The paper presents a novel photometric metallicity estimation technique that matches stellar loci, allowing precise metallicity measurements for extensive stellar samples.

Findings

Achieves metallicity precision of 0.05 to 0.18 dex depending on metallicity.

Provides metallicities for about 0.5 million stars in Stripe 82.

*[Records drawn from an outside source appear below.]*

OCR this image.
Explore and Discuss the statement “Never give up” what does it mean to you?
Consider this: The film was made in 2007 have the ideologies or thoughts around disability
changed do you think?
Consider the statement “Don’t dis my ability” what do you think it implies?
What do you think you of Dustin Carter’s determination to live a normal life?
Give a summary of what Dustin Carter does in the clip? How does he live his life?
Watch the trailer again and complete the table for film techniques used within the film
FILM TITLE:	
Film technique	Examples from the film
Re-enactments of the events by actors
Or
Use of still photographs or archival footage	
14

Median distance errors are around 7-9% for the sample.

Abstract

We develop a method to estimate photometric metallicities by simultaneously fitting the dereddened colors u-g, g-r, r-i and i-z from the SDSS with those predicted by the metallicity-dependent stellar loci. The method is tested with a spectroscopic sample of main-sequence stars in Stripe 82 selected from the SDSS DR9 and three open clusters. With 1 per cent photometry, the method is capable of delivering photometric metallicities precise to about 0.05, 0.12, and 0.18 dex at metallicities of 0.0, -1.0, and -2.0, respectively, comparable to the precision achievable with low-resolution spectroscopy at a signal-to-noise ratio of 10. We apply this method to the re-calibrated Stripe 82 catalog and derive metallicities for about 0.5 million stars of colors 0.3 < g-i < 1.6 mag and distances between 0.3 -- 18 kpc. Potential systematics in the metallicities thus derived, due to the contamination of giants and binaries, are investigated. Photometric distances are also calculated. About 91, 72, and 53 per cent of the sample stars are brighter than r = 20.5, 19.5, and 18.5 mag, respectively. The median metallicity errors are around 0.19, 0.16, 0.11, and 0.085 dex for the whole sample, and for stars brighter than r = 20.5, 19.5, and 18.5 mag, respectively. The median distance errors are 8.8, 8.4, 7.7, and 7.3 per cent for the aforementioned four groups of stars, respectively. The data are publicly available. Potential applications of the data in studies of the distribution, (sub)structure, and chemistry of the Galactic stellar populations, are briefly discussed. The results will be presented in future papers.